Fintech company specialising in online equity accounts

Stash Financial, Inc., or Stash, is an American financial technology and financial services company based in New York, NY. The company operates both a web platform and mobile apps, allowing users to incrementally invest small amounts, commonly known as micro-investing. It also provides robo advice.

== History ==
Stash was founded in February 2015 by Brandon Krieg, David Ronick, and Ed Robinson.

It was launched on the iOS App Store in October 2015 and made available on Android in March 2016.

By summer 2017, Stash had approximately one million users.

In February 2018, the firm raised $37.5 million in a Series D funding in a round led by Union Square Ventures.
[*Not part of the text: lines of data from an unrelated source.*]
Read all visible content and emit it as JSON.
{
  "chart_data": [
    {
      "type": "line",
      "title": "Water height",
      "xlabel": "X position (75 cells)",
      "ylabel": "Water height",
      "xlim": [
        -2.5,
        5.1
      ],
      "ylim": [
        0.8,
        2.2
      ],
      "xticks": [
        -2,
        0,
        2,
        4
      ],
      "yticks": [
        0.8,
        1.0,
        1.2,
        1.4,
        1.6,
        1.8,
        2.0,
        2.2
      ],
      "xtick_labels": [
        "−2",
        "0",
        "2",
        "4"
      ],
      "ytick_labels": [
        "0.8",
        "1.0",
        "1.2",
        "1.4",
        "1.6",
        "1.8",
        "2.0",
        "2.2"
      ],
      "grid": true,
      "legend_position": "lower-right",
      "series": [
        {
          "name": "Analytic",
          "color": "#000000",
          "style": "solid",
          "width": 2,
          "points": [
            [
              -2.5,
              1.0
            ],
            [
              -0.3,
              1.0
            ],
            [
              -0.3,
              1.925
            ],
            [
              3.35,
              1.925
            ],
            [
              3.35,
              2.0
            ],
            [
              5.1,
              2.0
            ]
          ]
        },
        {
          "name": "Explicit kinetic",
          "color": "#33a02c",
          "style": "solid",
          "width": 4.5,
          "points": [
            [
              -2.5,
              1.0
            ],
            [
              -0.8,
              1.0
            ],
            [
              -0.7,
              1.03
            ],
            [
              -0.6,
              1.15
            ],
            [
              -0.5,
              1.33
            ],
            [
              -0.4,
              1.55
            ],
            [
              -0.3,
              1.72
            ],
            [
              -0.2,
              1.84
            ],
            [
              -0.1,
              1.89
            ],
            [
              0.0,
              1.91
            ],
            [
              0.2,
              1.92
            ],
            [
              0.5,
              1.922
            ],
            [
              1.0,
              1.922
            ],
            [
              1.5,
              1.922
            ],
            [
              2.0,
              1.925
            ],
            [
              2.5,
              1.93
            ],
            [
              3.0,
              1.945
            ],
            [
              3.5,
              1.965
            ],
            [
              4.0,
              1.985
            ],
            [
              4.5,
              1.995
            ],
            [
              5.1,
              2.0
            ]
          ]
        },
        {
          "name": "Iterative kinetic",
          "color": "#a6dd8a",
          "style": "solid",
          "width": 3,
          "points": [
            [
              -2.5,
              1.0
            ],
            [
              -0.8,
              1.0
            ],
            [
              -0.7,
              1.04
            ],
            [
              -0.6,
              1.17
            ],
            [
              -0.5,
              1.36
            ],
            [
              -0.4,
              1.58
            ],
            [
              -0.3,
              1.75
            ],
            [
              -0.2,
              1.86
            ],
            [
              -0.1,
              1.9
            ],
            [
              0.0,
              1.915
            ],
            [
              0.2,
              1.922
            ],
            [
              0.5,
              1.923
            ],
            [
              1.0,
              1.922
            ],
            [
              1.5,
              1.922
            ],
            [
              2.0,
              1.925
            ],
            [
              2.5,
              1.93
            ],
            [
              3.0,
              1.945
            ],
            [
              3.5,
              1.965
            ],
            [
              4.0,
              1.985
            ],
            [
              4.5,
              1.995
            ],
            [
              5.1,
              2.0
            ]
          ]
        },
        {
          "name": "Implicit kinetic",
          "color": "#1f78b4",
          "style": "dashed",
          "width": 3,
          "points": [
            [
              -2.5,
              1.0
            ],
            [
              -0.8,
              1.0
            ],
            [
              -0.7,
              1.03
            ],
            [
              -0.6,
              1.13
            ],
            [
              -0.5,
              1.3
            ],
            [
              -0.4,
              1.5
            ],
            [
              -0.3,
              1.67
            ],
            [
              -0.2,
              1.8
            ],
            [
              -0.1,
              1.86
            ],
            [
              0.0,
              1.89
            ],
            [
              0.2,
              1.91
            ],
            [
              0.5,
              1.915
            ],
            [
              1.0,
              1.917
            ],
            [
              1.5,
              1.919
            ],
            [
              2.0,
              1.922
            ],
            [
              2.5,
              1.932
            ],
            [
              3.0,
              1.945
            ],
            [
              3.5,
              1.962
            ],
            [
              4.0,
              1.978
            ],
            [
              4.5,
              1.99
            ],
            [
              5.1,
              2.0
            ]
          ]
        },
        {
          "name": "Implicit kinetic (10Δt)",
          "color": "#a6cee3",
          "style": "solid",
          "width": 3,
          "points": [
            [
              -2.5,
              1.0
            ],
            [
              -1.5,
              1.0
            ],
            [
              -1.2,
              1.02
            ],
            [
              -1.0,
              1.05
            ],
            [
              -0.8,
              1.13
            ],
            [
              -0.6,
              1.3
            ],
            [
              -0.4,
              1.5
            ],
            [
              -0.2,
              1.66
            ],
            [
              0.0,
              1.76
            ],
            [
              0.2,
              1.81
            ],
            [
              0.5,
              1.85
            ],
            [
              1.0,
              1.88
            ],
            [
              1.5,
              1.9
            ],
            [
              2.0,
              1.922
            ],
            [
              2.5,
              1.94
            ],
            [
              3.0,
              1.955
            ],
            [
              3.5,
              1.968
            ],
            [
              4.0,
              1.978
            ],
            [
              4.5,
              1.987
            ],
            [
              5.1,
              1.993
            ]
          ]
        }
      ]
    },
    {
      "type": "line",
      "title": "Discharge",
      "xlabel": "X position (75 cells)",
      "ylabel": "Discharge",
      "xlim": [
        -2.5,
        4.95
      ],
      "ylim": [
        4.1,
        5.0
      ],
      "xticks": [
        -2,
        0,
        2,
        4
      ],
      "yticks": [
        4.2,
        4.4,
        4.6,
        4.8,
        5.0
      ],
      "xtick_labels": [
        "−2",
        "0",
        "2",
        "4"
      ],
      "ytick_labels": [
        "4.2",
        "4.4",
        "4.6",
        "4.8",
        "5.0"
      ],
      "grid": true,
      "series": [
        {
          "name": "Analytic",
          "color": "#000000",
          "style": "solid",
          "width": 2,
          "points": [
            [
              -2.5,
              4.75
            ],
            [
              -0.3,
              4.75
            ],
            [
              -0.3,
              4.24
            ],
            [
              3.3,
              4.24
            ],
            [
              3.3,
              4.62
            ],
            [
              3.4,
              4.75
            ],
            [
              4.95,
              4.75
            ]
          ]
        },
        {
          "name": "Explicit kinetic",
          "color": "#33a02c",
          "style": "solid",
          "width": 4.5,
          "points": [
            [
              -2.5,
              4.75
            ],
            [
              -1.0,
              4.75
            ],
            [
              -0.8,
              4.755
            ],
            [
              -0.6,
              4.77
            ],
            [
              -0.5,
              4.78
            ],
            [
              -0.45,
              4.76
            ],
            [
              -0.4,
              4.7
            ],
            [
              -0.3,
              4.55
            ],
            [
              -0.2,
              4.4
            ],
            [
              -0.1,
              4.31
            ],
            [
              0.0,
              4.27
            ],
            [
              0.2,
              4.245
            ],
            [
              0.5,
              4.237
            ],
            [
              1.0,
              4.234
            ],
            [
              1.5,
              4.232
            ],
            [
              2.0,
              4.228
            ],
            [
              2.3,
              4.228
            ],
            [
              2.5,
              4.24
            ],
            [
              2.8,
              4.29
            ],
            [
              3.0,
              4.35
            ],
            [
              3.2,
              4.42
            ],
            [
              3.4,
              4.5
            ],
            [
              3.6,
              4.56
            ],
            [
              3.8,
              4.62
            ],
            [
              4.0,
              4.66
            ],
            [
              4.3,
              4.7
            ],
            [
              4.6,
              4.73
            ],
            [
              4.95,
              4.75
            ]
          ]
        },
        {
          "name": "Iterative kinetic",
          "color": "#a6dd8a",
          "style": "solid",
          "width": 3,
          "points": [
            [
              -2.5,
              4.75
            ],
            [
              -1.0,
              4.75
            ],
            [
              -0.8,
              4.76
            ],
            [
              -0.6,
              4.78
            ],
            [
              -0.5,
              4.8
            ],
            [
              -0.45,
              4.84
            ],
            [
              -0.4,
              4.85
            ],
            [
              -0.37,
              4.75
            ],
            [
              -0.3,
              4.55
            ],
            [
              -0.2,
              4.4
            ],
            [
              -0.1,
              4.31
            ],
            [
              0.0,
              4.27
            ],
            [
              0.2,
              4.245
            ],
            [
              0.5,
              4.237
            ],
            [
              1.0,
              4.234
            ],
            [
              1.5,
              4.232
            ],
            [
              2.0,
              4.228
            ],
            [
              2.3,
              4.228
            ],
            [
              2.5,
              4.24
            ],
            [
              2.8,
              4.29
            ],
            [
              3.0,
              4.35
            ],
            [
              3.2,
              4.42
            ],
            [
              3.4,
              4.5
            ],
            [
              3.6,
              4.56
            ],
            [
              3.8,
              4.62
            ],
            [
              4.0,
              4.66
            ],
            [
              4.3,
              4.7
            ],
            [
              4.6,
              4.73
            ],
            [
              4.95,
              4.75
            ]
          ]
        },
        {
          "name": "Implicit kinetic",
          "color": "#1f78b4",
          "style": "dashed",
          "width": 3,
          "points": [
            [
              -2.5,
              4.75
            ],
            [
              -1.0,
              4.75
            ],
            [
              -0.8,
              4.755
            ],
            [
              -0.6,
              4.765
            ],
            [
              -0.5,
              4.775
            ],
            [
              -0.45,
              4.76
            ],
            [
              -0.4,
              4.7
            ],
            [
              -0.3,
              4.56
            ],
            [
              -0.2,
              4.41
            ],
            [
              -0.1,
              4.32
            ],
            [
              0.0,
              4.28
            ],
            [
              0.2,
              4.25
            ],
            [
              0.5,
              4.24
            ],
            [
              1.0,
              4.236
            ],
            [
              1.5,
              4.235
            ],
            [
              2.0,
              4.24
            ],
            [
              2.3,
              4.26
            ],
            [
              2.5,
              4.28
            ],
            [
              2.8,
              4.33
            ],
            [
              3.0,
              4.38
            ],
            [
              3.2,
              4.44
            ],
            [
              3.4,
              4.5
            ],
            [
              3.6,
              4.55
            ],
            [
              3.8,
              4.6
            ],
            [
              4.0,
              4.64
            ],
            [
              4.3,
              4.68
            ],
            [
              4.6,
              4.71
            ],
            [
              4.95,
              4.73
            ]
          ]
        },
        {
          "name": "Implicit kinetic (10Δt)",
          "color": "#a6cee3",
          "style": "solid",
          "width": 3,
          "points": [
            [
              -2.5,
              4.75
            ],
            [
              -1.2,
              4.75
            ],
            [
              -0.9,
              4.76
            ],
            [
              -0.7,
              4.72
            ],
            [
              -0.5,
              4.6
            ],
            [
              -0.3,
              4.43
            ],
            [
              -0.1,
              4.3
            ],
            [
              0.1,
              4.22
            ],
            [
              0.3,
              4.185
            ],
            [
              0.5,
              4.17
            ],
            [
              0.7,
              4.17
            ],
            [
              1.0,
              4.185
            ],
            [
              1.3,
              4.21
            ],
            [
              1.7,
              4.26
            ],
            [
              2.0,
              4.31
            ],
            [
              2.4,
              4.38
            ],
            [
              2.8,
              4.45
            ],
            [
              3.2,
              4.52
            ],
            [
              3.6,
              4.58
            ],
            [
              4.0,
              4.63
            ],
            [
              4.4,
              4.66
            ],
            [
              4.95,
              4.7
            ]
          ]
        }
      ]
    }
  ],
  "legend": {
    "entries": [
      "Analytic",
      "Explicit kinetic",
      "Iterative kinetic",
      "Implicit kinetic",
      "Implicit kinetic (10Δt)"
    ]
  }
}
In April 2020, it raised another $112 million in Series F funding in a round led by LendingTree.

As of July 2020, Stash's user base had grown to over five million customers.

In October 2024, Stash laid off 40% of its employees.

In May 2025, the firm secured $146 million in a series H funding round to deepen its investment into Artificial intelligence. "For a decade, Stash has helped millions take control of their financial futures,” Stash Co-Founder and Co-CEO Ed Robinson said in a Monday (May 12) press release. “Now, we’re doubling down — transforming how people save, invest and build long-term wealth with AI-powered intelligence at the core.

In February of 2026, Grab Holdings announced they were acquiring Stash for a $425 million valuation.

== Reception ==
In February 2018, CNBC praised the app's automation and ease of use.

==Services==
Stash offers retirement, banking, individual investment, and custodial accounts through a subscription model.

Through the web platform and mobile apps, users can invest as little as $0.01 in fractional shares of thousands of stocks and more than 80 exchange-traded funds. Users can invest in personal brokerage accounts, retirement accounts, Roth IRAs, traditional IRAs, or custodial accounts.